Meta has announced it will soon begin using public data from adult users in the European Union — including posts, comments, and AI interactions — to train its generative AI models, raising concerns about the boundaries of consent and user awareness across its major platforms.
Starting this week, EU-based users of Meta platforms will be notified about the change and offered a way to object to the use of their data. The training dataset will include public content from Facebook and Instagram, as well as user interactions with Meta AI, which was launched across Europe last month. Meta explicitly states that private messages — including those on WhatsApp and Messenger — will not be used, and data from users under 18 is excluded.
This marks the first time Meta has tapped into European user content for training its AI systems, following a delay last year while awaiting regulatory clarification. The firm now says it is proceeding with confidence, citing favorable feedback from the European Data Protection Board (EDPB) and ongoing cooperation with the Irish Data Protection Commission (IDPC), its primary EU regulator.
Meta Platforms, Inc. — which owns Facebook, Instagram, WhatsApp, and Messenger — is one of the largest data-centric tech firms globally. With the rollout of Meta AI in March 2025, users across Europe gained access to generative AI features directly within their social and messaging apps.
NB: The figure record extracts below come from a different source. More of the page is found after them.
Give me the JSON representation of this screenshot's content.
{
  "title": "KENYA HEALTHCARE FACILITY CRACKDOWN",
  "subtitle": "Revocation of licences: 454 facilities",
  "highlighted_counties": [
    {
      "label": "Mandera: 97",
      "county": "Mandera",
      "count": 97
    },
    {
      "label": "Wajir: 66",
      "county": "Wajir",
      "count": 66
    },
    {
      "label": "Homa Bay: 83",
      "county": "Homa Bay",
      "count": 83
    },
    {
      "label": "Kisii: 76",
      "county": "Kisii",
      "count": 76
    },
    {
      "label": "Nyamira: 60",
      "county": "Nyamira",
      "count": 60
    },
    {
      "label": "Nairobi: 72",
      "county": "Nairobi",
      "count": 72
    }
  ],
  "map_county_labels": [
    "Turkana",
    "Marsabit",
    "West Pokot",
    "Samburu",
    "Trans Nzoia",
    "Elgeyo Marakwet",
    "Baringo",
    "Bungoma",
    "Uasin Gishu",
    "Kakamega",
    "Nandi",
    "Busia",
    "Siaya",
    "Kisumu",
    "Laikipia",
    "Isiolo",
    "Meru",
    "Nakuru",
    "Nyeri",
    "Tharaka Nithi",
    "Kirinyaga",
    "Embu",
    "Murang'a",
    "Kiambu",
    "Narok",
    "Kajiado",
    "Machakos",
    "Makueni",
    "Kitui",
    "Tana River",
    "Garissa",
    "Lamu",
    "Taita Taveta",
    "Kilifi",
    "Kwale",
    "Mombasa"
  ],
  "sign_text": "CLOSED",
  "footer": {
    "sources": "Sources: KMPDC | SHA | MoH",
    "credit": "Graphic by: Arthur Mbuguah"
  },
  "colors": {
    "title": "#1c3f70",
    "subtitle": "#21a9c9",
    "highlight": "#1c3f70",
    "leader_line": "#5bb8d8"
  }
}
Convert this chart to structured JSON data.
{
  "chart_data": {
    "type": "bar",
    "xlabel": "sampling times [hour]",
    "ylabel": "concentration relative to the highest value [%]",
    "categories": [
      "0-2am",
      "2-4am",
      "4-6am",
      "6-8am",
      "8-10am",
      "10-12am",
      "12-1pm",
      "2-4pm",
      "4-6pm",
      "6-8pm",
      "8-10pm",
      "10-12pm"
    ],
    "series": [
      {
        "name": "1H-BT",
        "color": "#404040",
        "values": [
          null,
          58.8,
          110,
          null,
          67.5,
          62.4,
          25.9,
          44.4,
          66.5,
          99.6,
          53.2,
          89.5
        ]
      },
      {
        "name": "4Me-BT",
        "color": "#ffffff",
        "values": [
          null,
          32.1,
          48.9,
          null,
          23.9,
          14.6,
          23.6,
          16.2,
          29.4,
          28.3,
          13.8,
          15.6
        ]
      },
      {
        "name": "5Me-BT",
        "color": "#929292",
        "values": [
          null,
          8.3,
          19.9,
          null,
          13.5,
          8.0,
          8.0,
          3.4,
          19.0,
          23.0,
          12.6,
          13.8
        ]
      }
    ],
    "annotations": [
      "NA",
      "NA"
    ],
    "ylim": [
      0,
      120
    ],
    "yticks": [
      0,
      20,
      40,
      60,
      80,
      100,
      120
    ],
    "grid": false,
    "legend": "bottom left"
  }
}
The company now wants its models to be better tuned to regional languages, cultural nuances, and local forms of expression, which it argues requires training on content created by European users themselves.
The training dataset will include:
- Public posts and comments shared by adults on Facebook and Instagram
- User queries and interactions with Meta AI chat features embedded in Facebook, Instagram, Messenger, and WhatsApp
Although WhatsApp messages remain off-limits for AI training, the AI prompts and interactions users submit within the WhatsApp interface may still be processed for model improvement — something not all users may realize. Meta’s framing of this process emphasizes “transparency,” but the opt-out mechanism remains opt-out by default, a choice that privacy advocates continue to criticize under the General Data Protection Regulation (GDPR), which typically requires explicit, informed consent for data processing at this scale.
While Meta claims its practices are aligned with industry norms — citing Google and OpenAI as having similarly used European data for AI training — it also positions itself as more transparent in providing opt-out tools. Users will begin receiving notifications via email and in-app banners with a link to an objection form. Meta has committed to honoring both new and previously submitted objections.
Privacy-conscious users in the EU should review the opt-out form as soon as the notification appears and be cautious when interacting with Meta AI, particularly in sharing personal or sensitive information, even if messages are not classified as “private.”
As generative AI features become more deeply embedded in communication platforms, the risks of silent data harvesting grow. This latest move from Meta underscores the tension between building “regionally attuned” AI and respecting user agency over personal data — especially in regions like Europe, where digital privacy remains a fundamental right.